Генерала Сухозанета мне следовало встретить самым любезным образом и не браня сказать ему с глава на глаз: «Неудивительно, ваше превосходительство, что вы получили резь в желудке после вчерашней езды, и если находятся люди, которые, не любя вас, сомневаются в этом, то позвольте мне публично оправдать вас. Вы получите Александра Невского, но я требую за это с вашей стороны одной услуги, за которую впоследствии съумею отплатить еще лучше: передайте императору все, что вы здесь видели я слышали».

Третье лицо должно было в то же время уведомить его превосходительство, что вышеупомянутое представление будет сделано императору не ранее как по прошествии восьми дней, когда я узнаю о последствиях данного ему поручения.

Наконец, я должен бы как можно более шуметь о своих подвигах, затем сказаться больным, удалиться в лагерь под Варною, вздремнуть там и попросить Государя посетить меня перед кончиною.

Если бы я был способен сделать все это, то наверно мне было бы также легко завладеть сердцем монарха, как Иродиаде получить голову Иоанна Крестителя, и, в сущности, этим недобросовестным поступком я оказал бы Государю услугу.

Но в книге судеб было написано иначе.
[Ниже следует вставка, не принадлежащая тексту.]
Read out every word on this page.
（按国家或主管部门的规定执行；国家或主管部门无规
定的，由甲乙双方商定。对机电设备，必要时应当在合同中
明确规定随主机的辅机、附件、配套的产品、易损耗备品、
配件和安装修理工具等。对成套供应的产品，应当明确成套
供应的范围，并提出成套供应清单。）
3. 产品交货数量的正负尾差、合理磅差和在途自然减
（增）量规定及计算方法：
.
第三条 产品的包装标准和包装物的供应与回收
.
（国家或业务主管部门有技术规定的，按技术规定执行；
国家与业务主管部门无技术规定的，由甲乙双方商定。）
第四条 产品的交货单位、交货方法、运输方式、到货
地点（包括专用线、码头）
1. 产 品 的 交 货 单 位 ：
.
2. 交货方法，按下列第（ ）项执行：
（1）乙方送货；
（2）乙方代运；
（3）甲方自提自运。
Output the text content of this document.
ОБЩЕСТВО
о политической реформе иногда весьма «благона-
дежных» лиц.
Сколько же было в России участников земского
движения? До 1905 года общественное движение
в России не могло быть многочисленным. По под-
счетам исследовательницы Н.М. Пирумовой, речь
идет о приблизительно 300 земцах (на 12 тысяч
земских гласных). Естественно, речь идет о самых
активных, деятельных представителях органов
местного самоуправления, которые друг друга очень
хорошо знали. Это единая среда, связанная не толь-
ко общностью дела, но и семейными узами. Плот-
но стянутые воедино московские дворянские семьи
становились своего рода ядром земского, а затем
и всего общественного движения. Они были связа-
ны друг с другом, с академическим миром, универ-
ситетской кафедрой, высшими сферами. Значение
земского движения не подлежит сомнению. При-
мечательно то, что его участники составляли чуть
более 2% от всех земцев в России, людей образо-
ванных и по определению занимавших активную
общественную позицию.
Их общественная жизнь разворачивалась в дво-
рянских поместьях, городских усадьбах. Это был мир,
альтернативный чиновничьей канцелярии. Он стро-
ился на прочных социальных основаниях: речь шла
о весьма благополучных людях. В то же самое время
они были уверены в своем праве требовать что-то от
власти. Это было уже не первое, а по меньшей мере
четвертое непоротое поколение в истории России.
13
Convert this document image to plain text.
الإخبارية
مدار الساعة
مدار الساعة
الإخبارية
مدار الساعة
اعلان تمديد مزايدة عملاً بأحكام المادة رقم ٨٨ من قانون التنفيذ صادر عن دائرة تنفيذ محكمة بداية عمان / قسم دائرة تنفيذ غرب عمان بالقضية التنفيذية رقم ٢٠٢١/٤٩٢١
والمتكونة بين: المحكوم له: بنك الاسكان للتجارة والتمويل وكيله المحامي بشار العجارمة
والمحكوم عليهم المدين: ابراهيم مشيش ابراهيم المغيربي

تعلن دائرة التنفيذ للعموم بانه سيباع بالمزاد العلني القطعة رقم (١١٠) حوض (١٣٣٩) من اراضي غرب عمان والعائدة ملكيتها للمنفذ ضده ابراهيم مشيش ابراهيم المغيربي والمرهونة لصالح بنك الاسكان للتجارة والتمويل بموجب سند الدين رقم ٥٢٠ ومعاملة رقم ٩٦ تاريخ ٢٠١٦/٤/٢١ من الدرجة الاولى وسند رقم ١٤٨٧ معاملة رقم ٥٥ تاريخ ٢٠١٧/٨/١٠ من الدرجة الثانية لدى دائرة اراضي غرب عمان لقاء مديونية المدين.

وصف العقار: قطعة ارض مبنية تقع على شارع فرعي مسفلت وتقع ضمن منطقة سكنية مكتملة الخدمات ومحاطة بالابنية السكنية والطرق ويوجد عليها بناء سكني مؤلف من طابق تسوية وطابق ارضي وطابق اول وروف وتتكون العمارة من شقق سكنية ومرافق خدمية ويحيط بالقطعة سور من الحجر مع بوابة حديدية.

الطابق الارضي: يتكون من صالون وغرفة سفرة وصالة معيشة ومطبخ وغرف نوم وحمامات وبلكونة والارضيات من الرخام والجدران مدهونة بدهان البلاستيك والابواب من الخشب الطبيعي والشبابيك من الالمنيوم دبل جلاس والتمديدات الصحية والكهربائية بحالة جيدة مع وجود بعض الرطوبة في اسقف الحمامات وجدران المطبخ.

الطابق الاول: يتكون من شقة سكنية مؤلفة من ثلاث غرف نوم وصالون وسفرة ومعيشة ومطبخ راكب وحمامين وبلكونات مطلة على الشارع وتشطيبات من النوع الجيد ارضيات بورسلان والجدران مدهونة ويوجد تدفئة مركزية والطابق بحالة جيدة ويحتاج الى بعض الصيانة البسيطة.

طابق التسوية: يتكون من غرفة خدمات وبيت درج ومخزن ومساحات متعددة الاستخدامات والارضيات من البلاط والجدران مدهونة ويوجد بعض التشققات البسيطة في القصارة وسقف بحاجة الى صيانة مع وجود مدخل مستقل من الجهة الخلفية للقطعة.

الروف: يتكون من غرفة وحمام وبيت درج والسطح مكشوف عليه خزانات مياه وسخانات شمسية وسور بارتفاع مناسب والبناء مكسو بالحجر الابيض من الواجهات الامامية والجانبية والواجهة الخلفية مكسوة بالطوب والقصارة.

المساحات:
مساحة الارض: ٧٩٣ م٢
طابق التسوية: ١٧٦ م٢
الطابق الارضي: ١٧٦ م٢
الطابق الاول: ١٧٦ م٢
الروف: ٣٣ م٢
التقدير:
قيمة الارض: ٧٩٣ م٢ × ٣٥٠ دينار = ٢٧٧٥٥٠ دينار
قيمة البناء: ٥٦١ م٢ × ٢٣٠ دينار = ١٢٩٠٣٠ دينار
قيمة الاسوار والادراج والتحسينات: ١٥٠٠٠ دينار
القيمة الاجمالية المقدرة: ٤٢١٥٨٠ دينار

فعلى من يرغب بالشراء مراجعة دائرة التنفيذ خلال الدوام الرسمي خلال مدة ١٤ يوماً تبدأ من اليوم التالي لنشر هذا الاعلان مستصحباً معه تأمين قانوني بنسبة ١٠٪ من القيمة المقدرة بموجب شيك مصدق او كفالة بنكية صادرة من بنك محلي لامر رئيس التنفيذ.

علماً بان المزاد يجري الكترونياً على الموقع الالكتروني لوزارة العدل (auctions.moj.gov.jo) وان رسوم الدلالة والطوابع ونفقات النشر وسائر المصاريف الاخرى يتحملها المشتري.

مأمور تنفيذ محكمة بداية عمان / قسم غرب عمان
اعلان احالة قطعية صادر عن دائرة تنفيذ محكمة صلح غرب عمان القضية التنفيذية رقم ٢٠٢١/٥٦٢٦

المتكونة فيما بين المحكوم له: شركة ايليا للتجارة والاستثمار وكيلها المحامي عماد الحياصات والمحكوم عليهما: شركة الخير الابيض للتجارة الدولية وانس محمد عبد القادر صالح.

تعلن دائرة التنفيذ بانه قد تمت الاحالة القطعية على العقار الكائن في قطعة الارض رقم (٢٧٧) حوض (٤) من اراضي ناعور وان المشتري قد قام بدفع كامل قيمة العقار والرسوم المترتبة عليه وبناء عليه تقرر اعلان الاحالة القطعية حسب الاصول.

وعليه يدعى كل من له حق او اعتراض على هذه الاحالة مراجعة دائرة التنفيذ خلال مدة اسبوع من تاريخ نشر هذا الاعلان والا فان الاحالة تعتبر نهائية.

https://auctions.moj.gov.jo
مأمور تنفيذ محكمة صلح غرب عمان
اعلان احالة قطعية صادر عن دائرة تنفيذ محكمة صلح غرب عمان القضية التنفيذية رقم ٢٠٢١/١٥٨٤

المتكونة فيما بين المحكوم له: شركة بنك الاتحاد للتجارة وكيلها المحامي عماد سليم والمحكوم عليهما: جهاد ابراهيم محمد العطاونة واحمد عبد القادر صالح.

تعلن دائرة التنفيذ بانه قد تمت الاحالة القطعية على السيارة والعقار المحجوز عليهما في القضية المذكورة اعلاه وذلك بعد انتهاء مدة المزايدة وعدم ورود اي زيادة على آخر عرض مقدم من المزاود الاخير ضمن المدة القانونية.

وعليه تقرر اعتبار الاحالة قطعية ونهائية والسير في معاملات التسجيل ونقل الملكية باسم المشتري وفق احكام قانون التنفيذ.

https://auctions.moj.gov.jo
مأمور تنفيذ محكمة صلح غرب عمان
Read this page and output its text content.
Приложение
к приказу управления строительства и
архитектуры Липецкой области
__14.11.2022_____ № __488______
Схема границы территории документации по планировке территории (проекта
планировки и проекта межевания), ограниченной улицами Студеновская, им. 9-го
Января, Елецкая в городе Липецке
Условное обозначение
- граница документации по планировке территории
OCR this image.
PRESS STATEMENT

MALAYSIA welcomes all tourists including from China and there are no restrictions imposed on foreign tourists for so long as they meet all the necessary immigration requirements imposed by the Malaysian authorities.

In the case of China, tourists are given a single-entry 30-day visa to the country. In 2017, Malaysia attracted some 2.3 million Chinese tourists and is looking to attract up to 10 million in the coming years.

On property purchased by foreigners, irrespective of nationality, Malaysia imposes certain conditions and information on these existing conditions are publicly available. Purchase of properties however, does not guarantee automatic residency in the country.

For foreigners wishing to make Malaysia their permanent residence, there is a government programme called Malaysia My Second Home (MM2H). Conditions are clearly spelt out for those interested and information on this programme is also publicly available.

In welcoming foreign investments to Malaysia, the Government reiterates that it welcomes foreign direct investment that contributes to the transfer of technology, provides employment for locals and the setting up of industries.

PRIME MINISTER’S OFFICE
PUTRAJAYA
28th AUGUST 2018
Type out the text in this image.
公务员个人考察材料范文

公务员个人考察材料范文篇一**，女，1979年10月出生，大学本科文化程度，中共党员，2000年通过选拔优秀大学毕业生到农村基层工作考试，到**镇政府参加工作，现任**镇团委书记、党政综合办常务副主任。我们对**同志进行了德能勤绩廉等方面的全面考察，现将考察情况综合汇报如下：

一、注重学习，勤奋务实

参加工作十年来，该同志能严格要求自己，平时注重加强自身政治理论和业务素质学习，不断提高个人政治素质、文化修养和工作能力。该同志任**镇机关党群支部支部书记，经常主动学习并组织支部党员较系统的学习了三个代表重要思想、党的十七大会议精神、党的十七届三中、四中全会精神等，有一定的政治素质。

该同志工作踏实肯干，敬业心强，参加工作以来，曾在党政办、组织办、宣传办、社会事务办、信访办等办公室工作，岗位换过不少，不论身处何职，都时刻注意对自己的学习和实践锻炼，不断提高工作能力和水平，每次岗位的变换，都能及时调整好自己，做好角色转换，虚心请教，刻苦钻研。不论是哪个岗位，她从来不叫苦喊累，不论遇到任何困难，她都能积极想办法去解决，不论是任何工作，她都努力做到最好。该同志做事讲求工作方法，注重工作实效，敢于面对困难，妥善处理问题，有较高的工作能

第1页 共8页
Все били того мнения, что я самый плохой в мире дипломат; за то честь моя, как и человека и солдата, осталась незапятнанною.

Высказав таким образом свое мнение генералу Сухозанету и этим навсегда испортив свои отношения к нему и его покровителям, я принялся за начальника императорского главного штаба.

Я совершенно просто известил Государя о всем случившемся; никого не обвиняя, я с одушевлением отозвался о храбрости и преданности войск и сожалел о напрасных жертвах, горюя в особенности о потере моего друга Дурново; затем, я обещал его [439] величеству больший успех, если ко мне отнесутся с большим доверием и дадут обещанное мне подкрепление. К этому предложению я присоединил новый план нападения, требуя также войск из-под Шумлы.

Графу Дибичу я написал в особом письме:

«После дела жалобы бесполезны и тот, кто не хочет слушать, должен чувствовать; поэтому я умалчиваю о всем случившемся и скажу только о поведении генерала Сухозанета, которое во всех отношениях было недостойно солдата. Относительно же личного оскорбления, нанесенного мне этим генералом, взяв во внимание те причины, в силу которых он послан ко мне, я убедительно прошу г. начальника императорского главного штаба не давать этому делу никаких последствий, чтобы генерал Сухозанет не попал под суд».

В самом письме, коего копия у меня не сохранилась, я ссылался на словесные донесения полковника Молоствова, которого я послал к императору.

Я позволю себе маленькое отступление от своего рассказа и приведу черновую письма, которое я сгоряча 4 написал графу Дибичу, но по зрелом обсуждении оставил неотосланным 5. [440]

(Перевод). «Ваше сиятельство! вот последствия недоверия к донесениям генерала, состарившегося на службе его величества! Вы убедились наконец в печальной истине, потеряв три тысячи храбрых солдат 6 и двух самых храбрых генералов. Ваше сиятельство говорили в своем письме о 12-ти или 15,000 турок, я же насчитывал их до 40,000. Вы говорили мне: следует готовиться к нападению, так как высоты благоприятствуют постановке орудий! Я знаком с употреблением оружия, но я знал также, что условия местности не дозволяют употребить в дело пушки и не допускают правильного движения войск к лесу. Наше разногласие было следствием того, что я находился на месте действий, а вы были на корабле «Париж».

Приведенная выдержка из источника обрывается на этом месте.